Antoine Dupont : Le meilleur demi de mêlée de sa génération ?

Il y a des joueurs qui font gagner leur équipe. Et il y a Antoine Dupont. Le demi de mêlée du Stade Toulousain et du XV de France appartient à une autre catégorie : celle des joueurs qui transforment un sport. À 28 ans, il a déjà accumulé un palmarès que d’autres n’atteignent pas en une carrière entière, et il continue de repousser les limites de ce qu’un demi de mêlée peut faire sur un terrain de rugby.

Né en 1996 à Lannemezan, dans les Hautes-Pyrénées, Dupont grandit dans une famille où le rugby est une religion. Son frère, ses parents, tout le monde joue. Il passe par Auch avant de rejoindre le centre de formation de Toulouse, puis fait ses débuts professionnels à Castres en 2015. Dès ses premières saisons, les observateurs notent quelque chose d’inhabituel : une vitesse d’exécution qui dépasse largement ce que son âge laissait présager, une lecture du jeu qui semble appartenir à un joueur de dix ans de plus.

Son transfert au Stade Toulousain en 2017 marque un tournant. Dans un club habitué à produire et à attirer les meilleurs, Dupont s’impose immédiatement comme une pièce maîtresse. Avec Toulouse, il remporte quatre boucliers de Brennus (2019, 2021, 2023, 2024) et deux Coupes d’Europe (2021, 2024). Des titres collectifs, mais portés en grande partie par son génie individuel.

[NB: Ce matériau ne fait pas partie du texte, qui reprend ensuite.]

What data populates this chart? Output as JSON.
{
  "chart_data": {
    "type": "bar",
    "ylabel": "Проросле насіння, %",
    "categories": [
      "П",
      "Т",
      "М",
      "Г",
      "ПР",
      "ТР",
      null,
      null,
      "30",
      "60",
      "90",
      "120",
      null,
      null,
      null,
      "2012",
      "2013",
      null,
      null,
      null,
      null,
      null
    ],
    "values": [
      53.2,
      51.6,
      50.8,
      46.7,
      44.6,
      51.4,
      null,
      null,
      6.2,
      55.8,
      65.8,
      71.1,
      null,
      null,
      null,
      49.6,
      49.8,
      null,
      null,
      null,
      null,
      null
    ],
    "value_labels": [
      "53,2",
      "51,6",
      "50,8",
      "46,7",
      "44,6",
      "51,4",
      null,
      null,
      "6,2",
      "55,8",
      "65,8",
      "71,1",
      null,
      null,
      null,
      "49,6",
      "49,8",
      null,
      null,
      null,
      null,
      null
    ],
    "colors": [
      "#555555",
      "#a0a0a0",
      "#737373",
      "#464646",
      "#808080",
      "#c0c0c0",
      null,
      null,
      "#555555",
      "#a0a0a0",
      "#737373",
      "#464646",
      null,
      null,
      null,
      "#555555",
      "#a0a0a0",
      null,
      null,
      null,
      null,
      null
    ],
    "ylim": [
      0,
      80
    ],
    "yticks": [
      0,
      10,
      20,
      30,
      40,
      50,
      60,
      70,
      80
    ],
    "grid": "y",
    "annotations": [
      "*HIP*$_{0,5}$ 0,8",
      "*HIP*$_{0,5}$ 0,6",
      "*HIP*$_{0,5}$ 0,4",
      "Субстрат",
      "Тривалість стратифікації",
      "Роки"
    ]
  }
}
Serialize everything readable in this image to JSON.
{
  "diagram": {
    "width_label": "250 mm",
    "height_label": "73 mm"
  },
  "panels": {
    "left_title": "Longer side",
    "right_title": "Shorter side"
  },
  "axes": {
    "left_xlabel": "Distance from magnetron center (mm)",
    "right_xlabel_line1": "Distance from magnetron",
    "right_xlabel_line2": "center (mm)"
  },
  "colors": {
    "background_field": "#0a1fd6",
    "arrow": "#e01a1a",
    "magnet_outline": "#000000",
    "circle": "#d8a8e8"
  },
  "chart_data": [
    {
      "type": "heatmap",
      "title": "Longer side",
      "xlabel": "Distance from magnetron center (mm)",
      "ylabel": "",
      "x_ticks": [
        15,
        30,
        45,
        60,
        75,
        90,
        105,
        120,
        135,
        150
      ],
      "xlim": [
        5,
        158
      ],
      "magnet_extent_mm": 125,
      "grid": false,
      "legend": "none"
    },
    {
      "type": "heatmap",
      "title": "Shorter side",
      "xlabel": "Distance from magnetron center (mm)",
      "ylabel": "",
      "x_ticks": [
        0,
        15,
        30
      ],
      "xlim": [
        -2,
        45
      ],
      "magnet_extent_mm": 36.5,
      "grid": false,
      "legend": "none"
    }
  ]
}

Ce qui frappe chez Dupont, c’est la combinaison de qualités physiques et techniques qu’il réunit en un seul homme. Il est rapide — très rapide, avec une accélération explosive sur les premiers mètres qui lui permet de franchir des lignes défensives que d’autres contourneraient. Il est puissant dans les contacts, capable de résister à des plaquages de joueurs bien plus imposants. Il distribue le jeu avec une précision chirurgicale, varie les tempos, sait quand accélérer et quand temporiser. Et quand il décide de garder le ballon, rares sont ceux qui l’arrêtent avant la ligne.

Avec le XV de France, il est le chef d’orchestre d’une équipe en pleine renaissance. Sous la direction de Fabien Galthié, les Bleus retrouvent une identité de jeu ambitieuse, et Dupont en est le moteur central. En 2022, il est élu meilleur joueur du monde par World Rugby — une distinction qui résume l’état du rugby à ce moment précis. La France réalise un Grand Chelem dans le Tournoi des Six Nations et Dupont est partout : dans les essais, dans les passes décisives, dans les plaquages importants, dans les moments où le match bascule.

La Coupe du Monde 2023 à domicile est à la fois une immense déception et une confirmation de son statut. La France est éliminée en quart de finale par l’Afrique du Sud dans un match d’une intensité rare. Dupont est au niveau, mais le collectif n’y est pas tout à fait. Pourtant, cette campagne renforce encore son image internationale.

Ce que beaucoup n’avaient pas vu venir, c’est sa capacité à se réinventer. En 2024, Dupont prend une décision surprenante : il se concentre sur le rugby à sept pour viser les Jeux olympiques de Paris. Une prise de risque énorme — le rugby à sept est un sport différent, avec des exigences physiques distinctes, et rater les JO aurait pu laisser une tache sur sa carrière. Ce ne fut pas le cas. Dupont est la star absolue du tournoi olympique. La France remporte la médaille d’or à domicile, et lui termine avec des statistiques hallucinantes, meilleur marqueur d’essais de la compétition. Le stade de France sous les couleurs bleues, une médaille autour du cou : une image qui restera.

Son retour au XV de France après les JO est immédiat. Comme si rien ne l’avait fatigué. Comme si ce détour olympique n’était qu’un bonus. Cette faculté de récupération, cette capacité à maintenir un niveau d’excellence sur plusieurs formats du jeu en même temps, dit quelque chose de fondamental sur ce joueur : il n’est pas seulement talentueux, il est construit différemment.

La question de savoir s’il est le meilleur demi de mêlée de sa génération ne souffre pas vraiment de débat. Aaron Smith, Faf de Klerk, Cobus Reinach — tous sont excellents, tous ont marqué leur époque. Mais aucun ne combine à ce degré la capacité à changer une rencontre seul, à rayonner dans plusieurs compétitions simultanément et à rester au sommet du classement mondial sur plusieurs années consécutives. La vraie question, désormais, est de savoir jusqu’où il compte aller.